Jogador brasileiro boicota treinador porque tem cumplicidade de cartola
Quatro técnicos da Série A caíram em 24 horas. Em comum, ao menos em três casos, a demonstração de que quem manda mesmo é a boleirada mimada
Futebol|Eduardo Marini, do R7
Quatro técnicos da Série A do Brasileirão perderam emprego em 24 horas entre quinta-feira (26) e sexta-feira (27). Rogério Ceni foi demitido do Cruzeiro e substituído por Abel Braga. Oswaldo de Oliveira levou cartão vermelho no Fluminense. Zé Ricardo recebeu um ‘até mais’ no Fortaleza. E Cuca pediu o boné no São Paulo, que colocou Fernando Diniz em seu lugar.
Em comum, nas dispensas de Ceni, Cuca e Oliveira, a campanha e ação (ou omissão) decisivas de jogadores dos elencos para acelerar a fritura e preparar o cadafalso para a degola. No Cruzeiro, Ceni, ao exigir maior compromisso de Thiago Neves, Sassá e Edilson, enfrentou uma espécie de operação tartaruga dos três atletas temperada de ironias nas redes sociais. Após uma participação infrutífera e ainda mal explicada do zagueiro Dedé como pacificador, conversando com as partes envolvidas no vestiário, o ex-goleiro foi oficialmente sacado.
Cuca, além de não ter conseguido um padrão de jogo convincente para a equipe, perdeu o resto de apoio que tinha na cúpula são-paulina por não querer mais escalar Daniel Alves no meio, e sim na lateral direita, posição original do jogador. Os cartolas apoiaram Alves, contrariado do alto de seu salário mensal de R$ 1,5 milhão, e o treinador, também desgastado por resultados ruins, entre eles a derrota para o Goiás em pleno Morumbi, na quarta-feira (25), por 1 a 0, pediu para sair.
Oliveira, que havia substituído Diniz no Flu, trabalhou por apenas 38 dias. Sob seu comando, a equipe venceu duas partidas, empatou outras duas e perdeu três, num pálido aproveitamento de 38,1%. No último empate, contra o Santos, na noite de quinta-feira (26), no Maracanã, substituiu Ganso pela terceira vez seguida – nessa última o meia até que atuava bem, sobretudo se tiver o desempenho comparado ao dos companheiros. Foi a gota d’água. O meia chamou o treinador, várias vezes, de “burro pra c***” ao deixar em campo. Ouviu de volta um “vagabundo” e, por pouco, os dois não rolaram embolados no gramado mais célebre do mundo. Horas depois, Oliveira lamentava a demissão nas redes sociais.

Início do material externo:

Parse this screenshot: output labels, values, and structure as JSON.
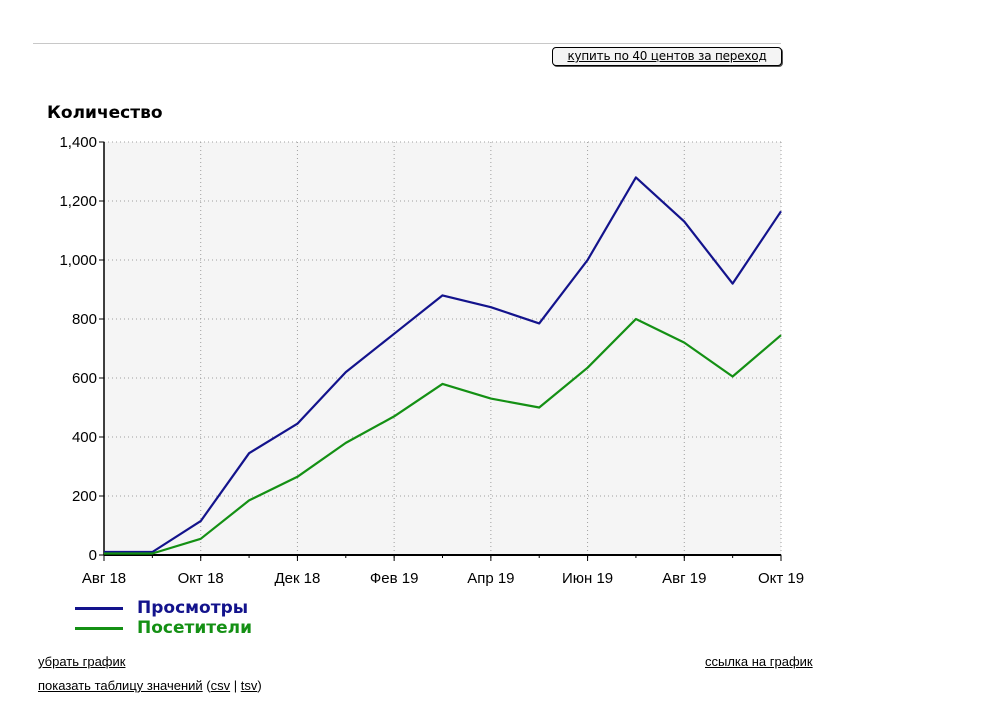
{
  "buy_button": "купить по 40 центов за переход",
  "links": {
    "remove_chart": "убрать график",
    "chart_link": "ссылка на график",
    "show_table": "показать таблицу значений",
    "open_paren": " (",
    "csv": "csv",
    "separator": " | ",
    "tsv": "tsv",
    "close_paren": ")"
  },
  "chart_data": {
    "type": "line",
    "title": "",
    "ylabel": "Количество",
    "xlabel": "",
    "x": [
      "2018-08",
      "2018-09",
      "2018-10",
      "2018-11",
      "2018-12",
      "2019-01",
      "2019-02",
      "2019-03",
      "2019-04",
      "2019-05",
      "2019-06",
      "2019-07",
      "2019-08",
      "2019-09",
      "2019-10"
    ],
    "x_tick_labels": [
      "Авг 18",
      "Окт 18",
      "Дек 18",
      "Фев 19",
      "Апр 19",
      "Июн 19",
      "Авг 19",
      "Окт 19"
    ],
    "ylim": [
      0,
      1400
    ],
    "y_ticks": [
      "0",
      "200",
      "400",
      "600",
      "800",
      "1,000",
      "1,200",
      "1,400"
    ],
    "grid": true,
    "legend_position": "bottom-left",
    "series": [
      {
        "name": "Просмотры",
        "color": "#13138c",
        "values": [
          10,
          10,
          115,
          345,
          445,
          620,
          750,
          880,
          840,
          785,
          1000,
          1280,
          1130,
          920,
          1165
        ]
      },
      {
        "name": "Посетители",
        "color": "#149014",
        "values": [
          5,
          5,
          55,
          185,
          265,
          380,
          470,
          580,
          530,
          500,
          635,
          800,
          720,
          605,
          745
        ]
      }
    ]
  }
}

Jogador brasileiro boicota e abre guerra contra técnico porque conta com a cumplicidade, e muitas vezes a covardia, dos dirigentes. Mimados e superprotegidos, os boleiros marmanjos desarranjam o ambiente ao menor sinal de desconforto surgido das determinações do professor. Tudo indica, inclusive, que, uns se inspiram nos exemplos dos outros no mesmo campeonato, como parece ter ocorrido nessas 24 horas de guilhotina ativa entre uma e outra rodada do Brasileirão.
O raciocínio é o seguinte: taca-lhe pau porque se rolou lá vai rolar aqui. É verdade que, vez ou outra, estrelas de primeira grandeza conspiram para derrubar comandantes até mesmo em grandes clubes estrangeiros. Mas nada tão sistemático, abusivo e explícito como ocorre por aqui.
Essa cumplicidade dos cartolas resvala quase sempre em covardia. O dirigente contrata o líder, propaga ter dado a ele todo poder, mas, na prática, admite essa liderança até a página 12, ou seja, o momento em que o treinador determina caminhos que possam fazer o seu comando testado por parte dos meninos bem pagos e mal acostumados.
O problema é que essa falsa entrega de poder funciona apenas nas vitórias. Quando o barraco começa a desabar, os cartolas passam a contar com o ‘auxílio’ do tal do grupo na tarefa de derretimento do treinador. Dessa forma, a demissão desgasta menos a diretoria e, em caso de pedido de demissão, pode até sair bem mais barata. Ceni, por exemplo, por ter sido dispensado, foi embora deixando um prego de R$ 1,9 milhão a receber espetado no painel das já combalidas finanças do Cruzeiro.
O curioso é que esse tipo de boleiro brasileiro se transforma imediatamente em profissional cumpridor de seus deveres e obediente ao comando quando desembarca na Europa. Sabe que por lá não terá mãozinha na cabeça e tapinha nas costas de cartola. Ou então atravessa o Oceano Atlântico de volta “com saudade da família e do feijão”, na verdade a desculpa mais comum e esfarrapada para esconder fracassos gerados pela falta de compromisso profissional. O futebol brasileiro não merece cartolas e jogadores com esse comportamento.